Author(s): Erskine Childers
One of the first great spy novels, The Riddle of the Sands is set during the long suspicious years leading up to the First World War. In spite of good prospects in the Foreign Office, the sardonic civil servant Carruthers is finding it hard to endure the emptiness and boredom of his life in London. He reluctantly accepts an invitation from a college friend, Davies, the shyly intrepid yachtsman, and joins him on a sailing holiday in the Baltic. The story builds in excitement as Carruthers and Davies discover a German plot to invade England. Like much contemporary British spy fiction, The Riddle of the Sands reflects the Anglo-German rivalry of the early 20th century, and the intricacy of its conception and its lucid detail make it a classic of its genre.With an Afterword by Ned Halley.

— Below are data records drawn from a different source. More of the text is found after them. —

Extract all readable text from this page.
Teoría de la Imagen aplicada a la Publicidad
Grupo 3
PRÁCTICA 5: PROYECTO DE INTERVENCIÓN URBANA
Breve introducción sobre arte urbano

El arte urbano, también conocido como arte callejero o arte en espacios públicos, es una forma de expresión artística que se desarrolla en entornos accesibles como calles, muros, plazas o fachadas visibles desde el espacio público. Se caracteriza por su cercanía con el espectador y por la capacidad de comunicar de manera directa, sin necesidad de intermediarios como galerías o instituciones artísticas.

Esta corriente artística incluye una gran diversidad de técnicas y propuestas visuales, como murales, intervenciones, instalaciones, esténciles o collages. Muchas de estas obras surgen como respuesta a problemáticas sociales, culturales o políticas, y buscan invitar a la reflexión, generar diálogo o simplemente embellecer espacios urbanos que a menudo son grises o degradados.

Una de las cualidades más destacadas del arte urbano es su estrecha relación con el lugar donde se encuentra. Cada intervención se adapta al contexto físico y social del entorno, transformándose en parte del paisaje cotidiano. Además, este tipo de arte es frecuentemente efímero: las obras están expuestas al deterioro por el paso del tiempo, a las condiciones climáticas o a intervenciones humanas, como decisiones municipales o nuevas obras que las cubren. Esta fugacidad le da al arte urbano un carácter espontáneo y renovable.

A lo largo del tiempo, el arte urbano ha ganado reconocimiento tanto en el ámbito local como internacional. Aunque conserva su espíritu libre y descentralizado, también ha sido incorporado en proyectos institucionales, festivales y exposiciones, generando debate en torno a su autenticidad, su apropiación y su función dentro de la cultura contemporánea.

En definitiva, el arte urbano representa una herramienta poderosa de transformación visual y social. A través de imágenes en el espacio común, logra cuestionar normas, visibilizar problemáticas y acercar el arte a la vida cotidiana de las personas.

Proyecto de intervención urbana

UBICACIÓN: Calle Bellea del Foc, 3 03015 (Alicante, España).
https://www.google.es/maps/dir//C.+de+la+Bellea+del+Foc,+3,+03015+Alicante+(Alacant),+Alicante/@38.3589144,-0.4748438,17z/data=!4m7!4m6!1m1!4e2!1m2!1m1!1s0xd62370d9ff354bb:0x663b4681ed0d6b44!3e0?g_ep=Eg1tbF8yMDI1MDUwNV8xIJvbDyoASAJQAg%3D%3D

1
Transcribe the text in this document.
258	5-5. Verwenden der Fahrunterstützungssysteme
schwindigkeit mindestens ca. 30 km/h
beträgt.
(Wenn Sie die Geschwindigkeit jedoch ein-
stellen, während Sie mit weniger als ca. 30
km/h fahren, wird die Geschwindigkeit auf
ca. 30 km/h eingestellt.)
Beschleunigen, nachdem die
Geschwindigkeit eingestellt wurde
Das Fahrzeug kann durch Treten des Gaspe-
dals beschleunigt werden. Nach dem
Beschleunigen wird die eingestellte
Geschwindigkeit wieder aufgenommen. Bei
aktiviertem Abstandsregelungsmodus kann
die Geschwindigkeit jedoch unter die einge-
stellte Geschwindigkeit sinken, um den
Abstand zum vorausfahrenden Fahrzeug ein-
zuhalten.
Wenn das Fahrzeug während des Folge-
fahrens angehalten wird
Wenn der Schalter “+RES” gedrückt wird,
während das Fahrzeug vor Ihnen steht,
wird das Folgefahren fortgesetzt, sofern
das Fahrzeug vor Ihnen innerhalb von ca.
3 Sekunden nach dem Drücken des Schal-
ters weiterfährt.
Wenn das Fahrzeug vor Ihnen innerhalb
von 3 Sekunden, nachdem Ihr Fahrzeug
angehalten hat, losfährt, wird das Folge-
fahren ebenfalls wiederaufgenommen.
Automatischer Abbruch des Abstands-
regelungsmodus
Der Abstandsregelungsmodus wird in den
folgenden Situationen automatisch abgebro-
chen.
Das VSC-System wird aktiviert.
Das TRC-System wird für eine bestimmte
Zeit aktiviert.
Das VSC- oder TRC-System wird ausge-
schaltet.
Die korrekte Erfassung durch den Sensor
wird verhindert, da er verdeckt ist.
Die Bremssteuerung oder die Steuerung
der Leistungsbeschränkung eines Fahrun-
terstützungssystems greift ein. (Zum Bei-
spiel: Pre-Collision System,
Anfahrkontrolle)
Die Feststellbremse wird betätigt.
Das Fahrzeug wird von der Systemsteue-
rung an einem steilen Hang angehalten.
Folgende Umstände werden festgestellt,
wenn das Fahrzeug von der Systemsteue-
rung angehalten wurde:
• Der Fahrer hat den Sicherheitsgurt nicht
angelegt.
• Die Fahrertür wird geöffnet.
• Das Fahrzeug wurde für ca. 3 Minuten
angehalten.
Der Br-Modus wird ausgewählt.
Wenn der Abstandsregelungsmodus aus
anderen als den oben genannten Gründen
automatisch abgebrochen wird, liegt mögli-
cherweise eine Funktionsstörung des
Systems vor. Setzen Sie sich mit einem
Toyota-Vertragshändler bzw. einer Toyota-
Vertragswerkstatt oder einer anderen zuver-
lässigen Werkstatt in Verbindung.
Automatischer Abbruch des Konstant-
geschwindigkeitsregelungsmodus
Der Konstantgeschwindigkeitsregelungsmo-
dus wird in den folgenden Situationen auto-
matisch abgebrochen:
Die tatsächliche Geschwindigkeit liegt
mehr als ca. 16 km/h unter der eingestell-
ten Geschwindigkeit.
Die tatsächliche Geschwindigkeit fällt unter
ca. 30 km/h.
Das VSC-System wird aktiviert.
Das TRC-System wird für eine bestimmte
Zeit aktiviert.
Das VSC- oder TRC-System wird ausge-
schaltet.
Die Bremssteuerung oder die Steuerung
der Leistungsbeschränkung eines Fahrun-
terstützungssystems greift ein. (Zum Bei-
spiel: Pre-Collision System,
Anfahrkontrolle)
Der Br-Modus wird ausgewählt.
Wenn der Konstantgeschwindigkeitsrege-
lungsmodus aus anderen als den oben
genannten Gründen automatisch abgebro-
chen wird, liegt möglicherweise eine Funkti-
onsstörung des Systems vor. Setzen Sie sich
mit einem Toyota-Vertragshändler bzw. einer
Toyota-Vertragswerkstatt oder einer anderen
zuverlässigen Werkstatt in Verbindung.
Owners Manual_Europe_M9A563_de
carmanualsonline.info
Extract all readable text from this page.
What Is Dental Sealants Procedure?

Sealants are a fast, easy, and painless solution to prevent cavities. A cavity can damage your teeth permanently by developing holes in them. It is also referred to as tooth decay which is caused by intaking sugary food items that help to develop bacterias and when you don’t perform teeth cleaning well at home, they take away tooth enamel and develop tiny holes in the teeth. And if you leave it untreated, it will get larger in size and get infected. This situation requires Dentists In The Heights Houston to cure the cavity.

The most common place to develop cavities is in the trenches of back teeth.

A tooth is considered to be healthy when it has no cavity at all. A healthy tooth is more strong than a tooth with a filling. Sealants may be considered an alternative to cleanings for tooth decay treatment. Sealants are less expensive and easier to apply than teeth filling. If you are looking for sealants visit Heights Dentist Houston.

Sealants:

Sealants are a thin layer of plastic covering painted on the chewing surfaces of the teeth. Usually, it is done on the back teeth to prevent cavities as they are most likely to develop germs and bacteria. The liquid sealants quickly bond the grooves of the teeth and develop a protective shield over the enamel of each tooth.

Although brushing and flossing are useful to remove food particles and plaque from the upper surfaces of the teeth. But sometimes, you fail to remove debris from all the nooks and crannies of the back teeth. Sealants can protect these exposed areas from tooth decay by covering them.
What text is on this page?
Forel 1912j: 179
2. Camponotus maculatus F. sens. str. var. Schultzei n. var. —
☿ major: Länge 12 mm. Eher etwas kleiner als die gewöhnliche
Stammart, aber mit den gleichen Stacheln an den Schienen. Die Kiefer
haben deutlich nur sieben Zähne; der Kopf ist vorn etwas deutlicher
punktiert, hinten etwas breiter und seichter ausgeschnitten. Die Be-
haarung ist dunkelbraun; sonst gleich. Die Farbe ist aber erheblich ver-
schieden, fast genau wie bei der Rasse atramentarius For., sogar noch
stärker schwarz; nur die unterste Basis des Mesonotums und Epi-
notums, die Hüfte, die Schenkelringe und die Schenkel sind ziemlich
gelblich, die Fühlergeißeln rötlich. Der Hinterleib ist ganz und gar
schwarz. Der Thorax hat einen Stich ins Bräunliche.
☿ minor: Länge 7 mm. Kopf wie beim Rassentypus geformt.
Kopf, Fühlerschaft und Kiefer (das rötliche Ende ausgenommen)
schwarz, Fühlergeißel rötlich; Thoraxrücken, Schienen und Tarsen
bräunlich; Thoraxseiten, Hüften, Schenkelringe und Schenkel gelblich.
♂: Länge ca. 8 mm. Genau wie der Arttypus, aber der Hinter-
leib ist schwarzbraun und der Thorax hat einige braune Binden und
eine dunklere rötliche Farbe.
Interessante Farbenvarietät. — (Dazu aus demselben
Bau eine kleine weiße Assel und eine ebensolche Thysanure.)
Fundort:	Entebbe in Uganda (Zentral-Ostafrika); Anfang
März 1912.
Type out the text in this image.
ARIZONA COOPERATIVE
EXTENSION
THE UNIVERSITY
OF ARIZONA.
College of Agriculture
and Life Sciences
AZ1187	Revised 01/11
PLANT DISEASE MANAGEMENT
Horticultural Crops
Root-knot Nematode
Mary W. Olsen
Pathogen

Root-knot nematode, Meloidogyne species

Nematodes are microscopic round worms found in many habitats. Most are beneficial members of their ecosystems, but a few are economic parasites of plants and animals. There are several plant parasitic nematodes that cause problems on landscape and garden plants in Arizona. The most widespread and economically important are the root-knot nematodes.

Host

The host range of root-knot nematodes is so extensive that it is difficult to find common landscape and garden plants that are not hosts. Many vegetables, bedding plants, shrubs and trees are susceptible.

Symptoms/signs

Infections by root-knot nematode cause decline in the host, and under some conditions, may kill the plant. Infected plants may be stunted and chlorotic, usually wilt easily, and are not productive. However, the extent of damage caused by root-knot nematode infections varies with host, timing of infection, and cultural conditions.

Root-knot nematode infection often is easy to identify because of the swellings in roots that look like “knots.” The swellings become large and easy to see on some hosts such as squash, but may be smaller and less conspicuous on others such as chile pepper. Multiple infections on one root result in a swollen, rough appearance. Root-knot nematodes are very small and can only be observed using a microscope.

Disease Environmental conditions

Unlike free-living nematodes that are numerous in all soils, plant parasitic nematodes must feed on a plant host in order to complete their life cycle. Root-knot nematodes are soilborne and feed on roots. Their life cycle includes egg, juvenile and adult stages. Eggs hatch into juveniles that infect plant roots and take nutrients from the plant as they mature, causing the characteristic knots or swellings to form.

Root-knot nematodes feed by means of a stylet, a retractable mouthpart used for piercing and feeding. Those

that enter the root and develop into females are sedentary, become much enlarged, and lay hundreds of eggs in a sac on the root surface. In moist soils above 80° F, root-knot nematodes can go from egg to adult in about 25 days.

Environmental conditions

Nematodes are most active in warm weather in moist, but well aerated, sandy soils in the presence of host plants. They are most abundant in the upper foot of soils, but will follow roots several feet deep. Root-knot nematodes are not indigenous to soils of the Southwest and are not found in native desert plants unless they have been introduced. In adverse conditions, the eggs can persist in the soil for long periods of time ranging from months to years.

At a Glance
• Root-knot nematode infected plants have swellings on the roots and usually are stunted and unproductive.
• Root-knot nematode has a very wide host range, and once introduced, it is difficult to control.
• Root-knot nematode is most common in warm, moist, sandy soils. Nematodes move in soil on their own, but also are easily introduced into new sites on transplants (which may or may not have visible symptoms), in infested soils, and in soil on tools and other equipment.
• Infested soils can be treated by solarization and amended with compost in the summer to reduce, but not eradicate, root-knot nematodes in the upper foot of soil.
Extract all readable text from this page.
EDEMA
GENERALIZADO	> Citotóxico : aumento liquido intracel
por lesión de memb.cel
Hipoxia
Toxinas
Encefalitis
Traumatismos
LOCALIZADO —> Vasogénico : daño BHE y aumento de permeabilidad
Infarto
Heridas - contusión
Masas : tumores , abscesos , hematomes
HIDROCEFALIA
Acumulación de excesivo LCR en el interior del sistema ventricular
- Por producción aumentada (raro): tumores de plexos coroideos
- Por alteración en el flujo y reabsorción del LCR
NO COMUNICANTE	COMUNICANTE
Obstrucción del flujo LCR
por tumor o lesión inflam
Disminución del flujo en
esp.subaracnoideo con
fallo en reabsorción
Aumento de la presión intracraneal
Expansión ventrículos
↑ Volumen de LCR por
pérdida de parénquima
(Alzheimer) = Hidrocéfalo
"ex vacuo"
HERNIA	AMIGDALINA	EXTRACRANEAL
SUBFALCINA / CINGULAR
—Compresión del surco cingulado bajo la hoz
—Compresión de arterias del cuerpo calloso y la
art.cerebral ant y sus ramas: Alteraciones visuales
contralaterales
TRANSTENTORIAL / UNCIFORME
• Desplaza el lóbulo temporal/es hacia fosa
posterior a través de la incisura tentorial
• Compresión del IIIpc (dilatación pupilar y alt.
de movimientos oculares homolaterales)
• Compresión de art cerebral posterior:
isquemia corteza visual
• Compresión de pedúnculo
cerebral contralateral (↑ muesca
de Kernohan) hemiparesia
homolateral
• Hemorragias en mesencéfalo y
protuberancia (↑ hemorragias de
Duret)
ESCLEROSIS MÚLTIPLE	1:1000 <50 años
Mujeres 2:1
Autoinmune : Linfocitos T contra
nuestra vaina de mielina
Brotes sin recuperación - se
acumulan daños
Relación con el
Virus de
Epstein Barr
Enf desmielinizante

Robert Erskine Childers was born in 1870 to an English father, Robert Caesar Childers, a famed professor of oriental languages at University College London, and his wife Anna, from the distinguished Barton family of Co Wicklow, Ireland. Both parents died from TB when he was a small boy, and Childers was brought up at his mother's family home. From Trinity College Cambridge, he went straight into the Civil Service as a House of Commons clerk, pursuing his first passion, for sailing, during the long parliamentary recesses. In 1899 he volunteered for service in the Boer War and wrote a popular account of his experiences, following this up in 1903 with The Riddle of the Sands. As a writer, he took up the cause of Irish Home Rule, and moved with his family to Ireland after distinguished service in the Royal Navy in the First World War. He was elected to the Dail, the Irish parliament, and was a delegate in the negotiations for the Anglo-Irish treaty of 1922. But the terms fell short of his hopes of full independence, and Childers joined the Republicans in the civil war that followed. He was arrested by the Free State government and court-martialled. He was executed by firing squad on 24 November 1922.